In the African nation of Kenya, the Samburu tribe is on the verge of a food and economic crisis, the U.N. said, as lengthy droughts kill livestock that provides income and sustenance for the community.
In Mexico, highland Mayan farmers are fighting to survive amid decreasing rainfall, unseasonal frost and unprecedented changes in daytime temperatures, the U.N. reported. These conditions are forcing the farmers to plant alternative crops and to search for other sources of irrigation.
"We are the ones that are the most effected" by climate change, said Saul Vicente-Vasquez, a Mexican economist and longtime human rights activist for indigenous peoples.
"Climigration" refers to the forced and permanent migration of communities because of severe climate change effects on essential infrastructure. This differs from migration caused by catastrophic environmental events such as hurricanes and earthquakes. The concept of "climigration" implies that there is no possibility of these communities returning home, said Alaskan human rights lawyer Robin Bronen, who coined the term.
"There needs to be a new institutional framework that is created, that's based in human rights doctrines ... that facilitates relocations," Bronen said.

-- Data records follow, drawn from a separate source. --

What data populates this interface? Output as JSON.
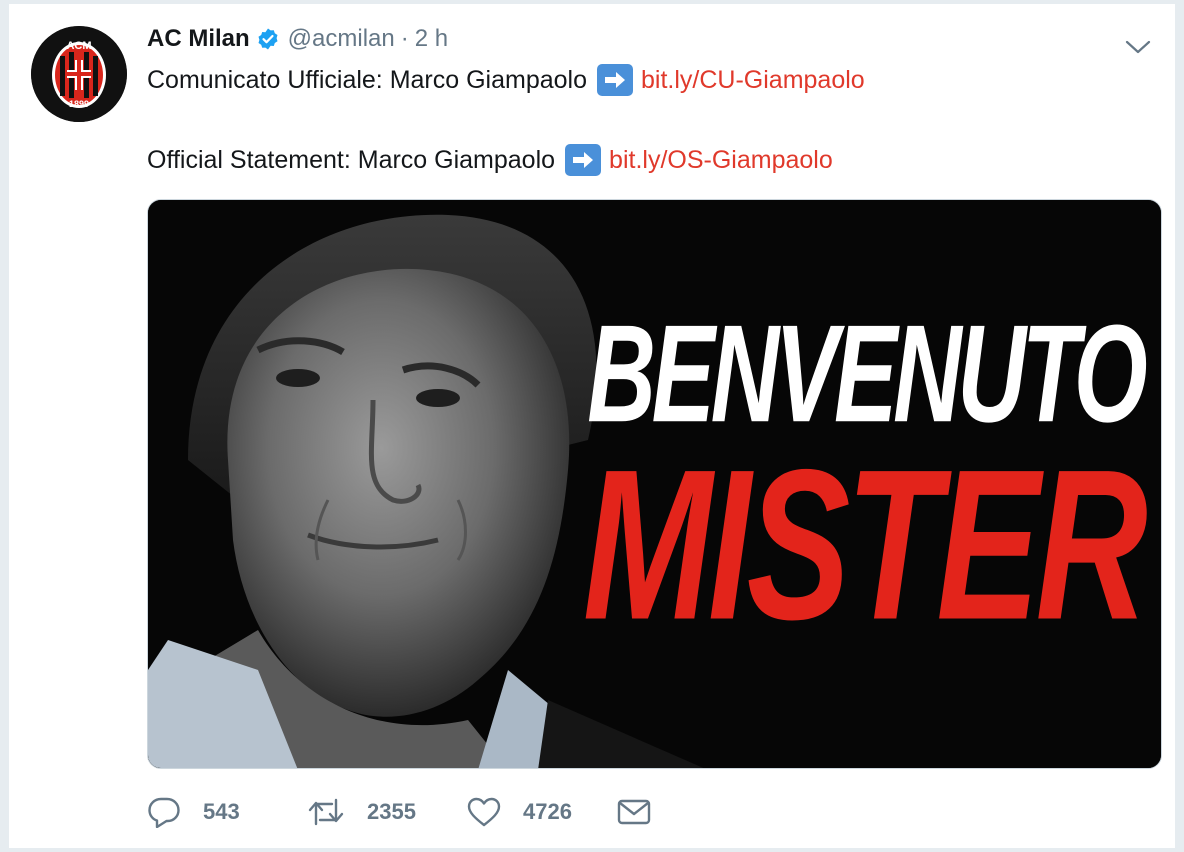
{
  "tweet": {
    "author_name": "AC Milan",
    "handle": "@acmilan",
    "separator": "·",
    "time": "2 h",
    "line1_text": "Comunicato Ufficiale: Marco Giampaolo",
    "line1_link": "bit.ly/CU-Giampaolo",
    "line2_text": "Official Statement: Marco Giampaolo",
    "line2_link": "bit.ly/OS-Giampaolo",
    "media": {
      "headline_top": "BENVENUTO",
      "headline_bottom": "MISTER"
    },
    "avatar_logo": {
      "letters": "ACM",
      "year": "1899"
    },
    "actions": {
      "replies": "543",
      "retweets": "2355",
      "likes": "4726"
    },
    "icons": {
      "verified": "verified-badge-icon",
      "more": "chevron-down-icon",
      "arrow_emoji": "right-arrow-emoji-icon",
      "reply": "reply-icon",
      "retweet": "retweet-icon",
      "like": "heart-icon",
      "dm": "envelope-icon"
    },
    "colors": {
      "link": "#e0392b",
      "verified": "#1da1f2",
      "muted": "#657786",
      "mister_red": "#e3241b"
    }
  }
}
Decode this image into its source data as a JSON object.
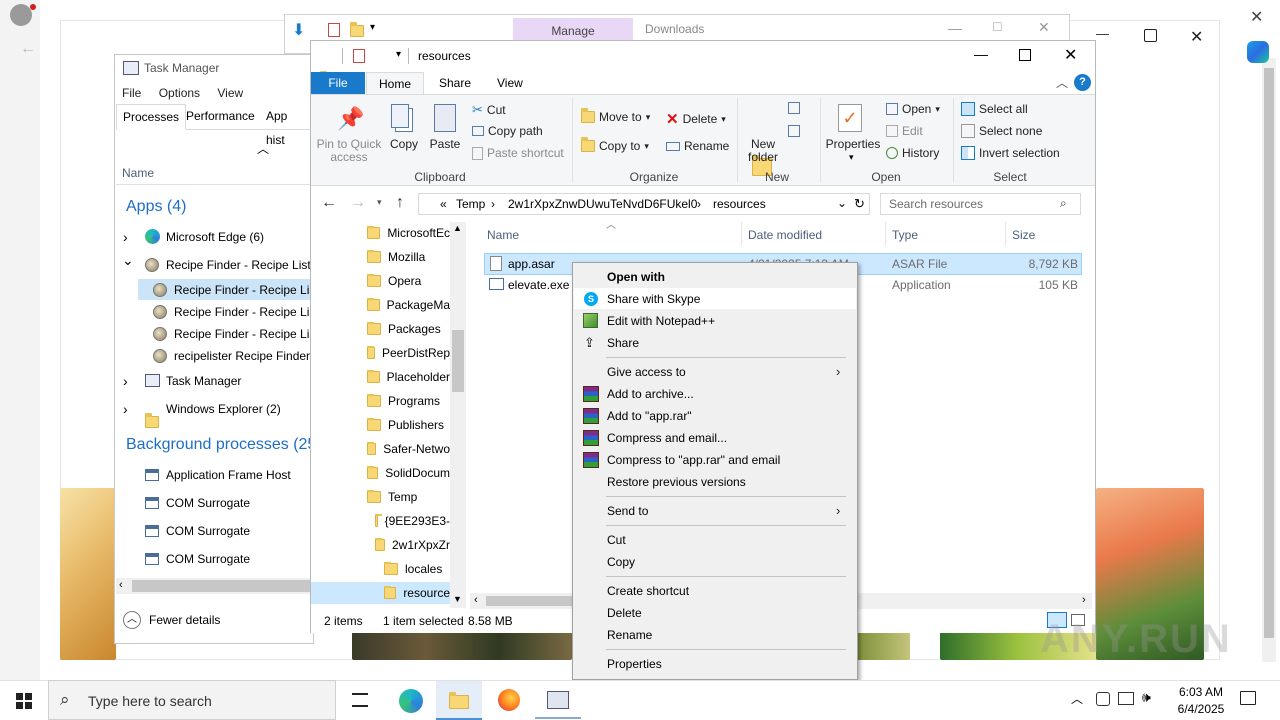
{
  "background": {
    "browser_close": "✕",
    "browser_minimize": "—",
    "browser_maximize": "□"
  },
  "downloads_window": {
    "manage_label": "Manage",
    "title": "Downloads"
  },
  "task_manager": {
    "title": "Task Manager",
    "menu": [
      "File",
      "Options",
      "View"
    ],
    "tabs": [
      "Processes",
      "Performance",
      "App hist"
    ],
    "name_header": "Name",
    "apps_group": "Apps (4)",
    "rows": [
      {
        "label": "Microsoft Edge (6)",
        "expand": "›"
      },
      {
        "label": "Recipe Finder - Recipe Liste",
        "expand": "⌄"
      },
      {
        "label": "Recipe Finder - Recipe Lis"
      },
      {
        "label": "Recipe Finder - Recipe Lis"
      },
      {
        "label": "Recipe Finder - Recipe Lis"
      },
      {
        "label": "recipelister Recipe Finder"
      },
      {
        "label": "Task Manager",
        "expand": "›"
      },
      {
        "label": "Windows Explorer (2)",
        "expand": "›"
      }
    ],
    "bg_group": "Background processes (25",
    "bg_rows": [
      "Application Frame Host",
      "COM Surrogate",
      "COM Surrogate",
      "COM Surrogate"
    ],
    "fewer_details": "Fewer details"
  },
  "explorer": {
    "title": "resources",
    "tabs": {
      "file": "File",
      "home": "Home",
      "share": "Share",
      "view": "View"
    },
    "ribbon": {
      "pin": "Pin to Quick access",
      "copy": "Copy",
      "paste": "Paste",
      "cut": "Cut",
      "copy_path": "Copy path",
      "paste_shortcut": "Paste shortcut",
      "clipboard": "Clipboard",
      "move_to": "Move to",
      "copy_to": "Copy to",
      "delete": "Delete",
      "rename": "Rename",
      "organize": "Organize",
      "new_folder": "New folder",
      "new": "New",
      "properties": "Properties",
      "open": "Open",
      "edit": "Edit",
      "history": "History",
      "open_group": "Open",
      "select_all": "Select all",
      "select_none": "Select none",
      "invert_selection": "Invert selection",
      "select_group": "Select"
    },
    "address": {
      "overflow": "«",
      "crumbs": [
        "Temp",
        "2w1rXpxZnwDUwuTeNvdD6FUkel0",
        "resources"
      ],
      "search_placeholder": "Search resources"
    },
    "nav_items": [
      {
        "label": "MicrosoftEc",
        "indent": 0
      },
      {
        "label": "Mozilla",
        "indent": 0
      },
      {
        "label": "Opera",
        "indent": 0
      },
      {
        "label": "PackageMa",
        "indent": 0
      },
      {
        "label": "Packages",
        "indent": 0
      },
      {
        "label": "PeerDistRep",
        "indent": 0
      },
      {
        "label": "Placeholder",
        "indent": 0
      },
      {
        "label": "Programs",
        "indent": 0
      },
      {
        "label": "Publishers",
        "indent": 0
      },
      {
        "label": "Safer-Netwo",
        "indent": 0
      },
      {
        "label": "SolidDocum",
        "indent": 0
      },
      {
        "label": "Temp",
        "indent": 0
      },
      {
        "label": "{9EE293E3-",
        "indent": 1
      },
      {
        "label": "2w1rXpxZr",
        "indent": 1
      },
      {
        "label": "locales",
        "indent": 2
      },
      {
        "label": "resource",
        "indent": 2
      }
    ],
    "columns": {
      "name": "Name",
      "date": "Date modified",
      "type": "Type",
      "size": "Size"
    },
    "files": [
      {
        "name": "app.asar",
        "date": "4/21/2025 7:13 AM",
        "type": "ASAR File",
        "size": "8,792 KB"
      },
      {
        "name": "elevate.exe",
        "date": "",
        "type": "Application",
        "size": "105 KB"
      }
    ],
    "status": {
      "items": "2 items",
      "selected": "1 item selected",
      "size": "8.58 MB"
    }
  },
  "context_menu": {
    "items": [
      {
        "label": "Open with",
        "bold": true
      },
      {
        "label": "Share with Skype"
      },
      {
        "label": "Edit with Notepad++"
      },
      {
        "label": "Share"
      },
      {
        "label": "Give access to",
        "submenu": true
      },
      {
        "label": "Add to archive..."
      },
      {
        "label": "Add to \"app.rar\""
      },
      {
        "label": "Compress and email..."
      },
      {
        "label": "Compress to \"app.rar\" and email"
      },
      {
        "label": "Restore previous versions"
      },
      {
        "label": "Send to",
        "submenu": true
      },
      {
        "label": "Cut"
      },
      {
        "label": "Copy"
      },
      {
        "label": "Create shortcut"
      },
      {
        "label": "Delete"
      },
      {
        "label": "Rename"
      },
      {
        "label": "Properties"
      }
    ]
  },
  "taskbar": {
    "search_placeholder": "Type here to search",
    "time": "6:03 AM",
    "date": "6/4/2025"
  },
  "watermark": "ANY.RUN",
  "colors": {
    "accent": "#1979ca",
    "selection": "#cce8ff",
    "link_blue": "#1e6ec4",
    "manage_tab": "#e8d7f5"
  }
}
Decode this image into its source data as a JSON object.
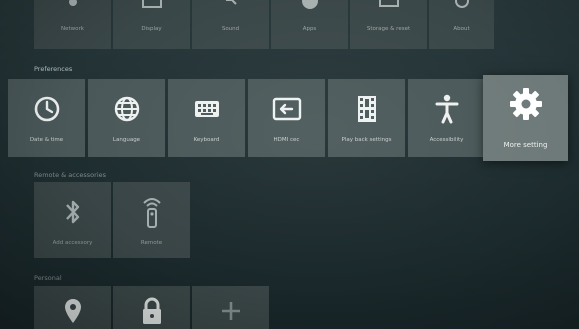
{
  "top_row": [
    "Network",
    "Display",
    "Sound",
    "Apps",
    "Storage & reset",
    "About"
  ],
  "sections": {
    "preferences": "Preferences",
    "remote": "Remote & accessories",
    "personal": "Personal"
  },
  "preferences_items": [
    {
      "label": "Date & time",
      "icon": "clock-icon"
    },
    {
      "label": "Language",
      "icon": "globe-icon"
    },
    {
      "label": "Keyboard",
      "icon": "keyboard-icon"
    },
    {
      "label": "HDMI cec",
      "icon": "hdmi-input-icon"
    },
    {
      "label": "Play back settings",
      "icon": "film-icon"
    },
    {
      "label": "Accessibility",
      "icon": "accessibility-icon"
    },
    {
      "label": "More setting",
      "icon": "gear-icon"
    }
  ],
  "remote_items": [
    {
      "label": "Add accessory",
      "icon": "bluetooth-icon"
    },
    {
      "label": "Remote",
      "icon": "remote-icon"
    }
  ],
  "personal_items": [
    {
      "label": "",
      "icon": "location-icon"
    },
    {
      "label": "",
      "icon": "lock-icon"
    },
    {
      "label": "",
      "icon": "add-icon"
    }
  ],
  "colors": {
    "background": "#1f2e31",
    "tile": "#4a5859",
    "tile_focused": "#6e7a79",
    "text": "#d8dddc"
  }
}
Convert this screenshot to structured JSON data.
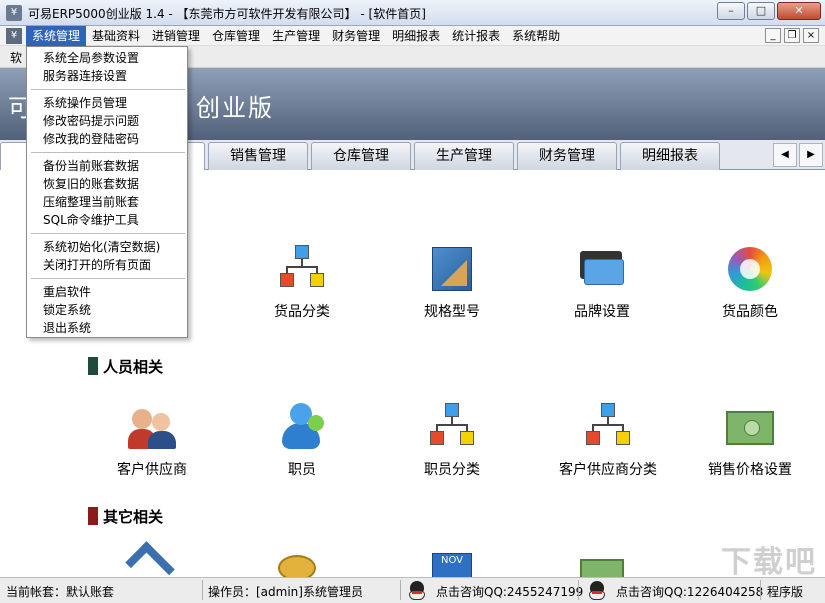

Back in Newtok, village leaders continue to work with federal and state representatives while they plan to relocate.
"We have a new village, but we don't have all the funding that the village needs to move right now," said Sally Russell Cox planner with the Alaska division of community and regional affairs

If the crisis worsens and forces an emergency evacuation, Cox said officials want to provide "a safe place to go if they need to get out of the village."